= Wrekin Giants =

American football team in Telford, Shropshire, England

The Wrekin Giants, later the Shropshire Giants, and, subsequently, the Cannock Chase Giants were an American football team based in Telford, Shropshire, in England, in the United Kingdom. They were formed in 1985.

==History==

===1985-1989===
Their home stadium was the GKN Sankey stadium in Telford and their colours were Black/Black/Black.

They were Conference champions in 1986 and were for a time Shropshire's only American Football team.

They were surprise Budweiser Bowl quarter-finalists in 1986 and also played in the Budweiser Leagues in 1987 and 1988. However, they did not manage to make the Premier Division playoffs. The Youth Two Touch side played for one season in 1988.

Their career record, senior kitted only, was 27–14–0.

Senior Kitted

- 1988 Budweiser League Premier Division North Midlands Conference 7–3–0
- 1987 Budweiser League Premier Division Northern Conference 5–5–0
- 1986 Budweiser League Atlantic Division One South 10–0–0*
- 1985 UKAFA Central Conference 4–4–0*

Youth Two Touch

- 1988 JAFL Midlands Conference 7–1–0* Defeated Rotherham Braves (18–6), Lincoln Bombers (19–7) en route to quarter-finals. Wrekin's pitch was unplayable and the win awarded to the Northants Storm Jnrs.
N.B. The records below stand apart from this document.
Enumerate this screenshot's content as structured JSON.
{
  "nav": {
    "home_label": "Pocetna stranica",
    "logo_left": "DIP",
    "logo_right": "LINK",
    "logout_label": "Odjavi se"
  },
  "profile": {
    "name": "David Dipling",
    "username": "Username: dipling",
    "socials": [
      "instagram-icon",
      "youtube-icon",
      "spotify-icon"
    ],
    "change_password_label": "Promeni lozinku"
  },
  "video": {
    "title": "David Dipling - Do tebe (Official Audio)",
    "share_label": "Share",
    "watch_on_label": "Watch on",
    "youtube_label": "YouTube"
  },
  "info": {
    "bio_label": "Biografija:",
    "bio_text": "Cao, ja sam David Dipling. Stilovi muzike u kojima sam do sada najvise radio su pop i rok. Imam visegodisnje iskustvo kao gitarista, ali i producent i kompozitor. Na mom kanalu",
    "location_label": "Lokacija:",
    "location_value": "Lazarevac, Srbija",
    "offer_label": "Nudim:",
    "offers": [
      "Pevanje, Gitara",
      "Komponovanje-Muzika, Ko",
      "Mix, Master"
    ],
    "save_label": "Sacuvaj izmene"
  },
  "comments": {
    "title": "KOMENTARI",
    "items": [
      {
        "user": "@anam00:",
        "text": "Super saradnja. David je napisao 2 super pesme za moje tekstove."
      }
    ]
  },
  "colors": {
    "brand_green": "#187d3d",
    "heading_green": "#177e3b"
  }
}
===1989 as Shropshire Giants===
In 1989 they became Shropshire Giants which had a career record of 11–1–0.

They were JAFL Youth Two Touch runners-up 1989 and conference champions in 1989 also. Their 1989 JAFL West Midlands Conference record was 8–0–0.

They then beat Derby 26–8 in the first round. They won their semi-final 6–0 against the Rotherham Braves but lost the final 28–0 against the Kent Rams at Alexander Stadium in Birmingham.

===1989-1993/4 as Cannock Chase Giants===
At the end of 1989 they had a re-building year as they moved to Cannock in the CGL and became the Cannock Chase Giants.

Their stadium was Cannock Festival Stadium in Cannock with a Career Record of 5-15-0 and colours Black/Black/Silver.

They were the NPL runners in 1993, 1992, 1989.

In the BAFA Leagues in 1990 (BNGL National Division Northern Conference 4–6–0) and 1989 (CGL Crown National Division Northern Conference 1–9–0).

Their record for the National Passball League was:
- 1993 NPL Northern Conference champions*
- 1992 NPL Northern Conference champions*
- 1991 NPL Northern Conference 4–1–0*
- 1990 NPL Northern Conference 3–1–0*
- 1989 NPL Central Conference 6–0–2*

They progressed moderately as they posted a 4-6-0 record in their final year. Lost the NPL final in 1989 38–20 to the Thames Valley Thunderbolts.

The Cannock Chase Giants then disbanded/merged with the Wolverhampton Outlaws in 1993/1994.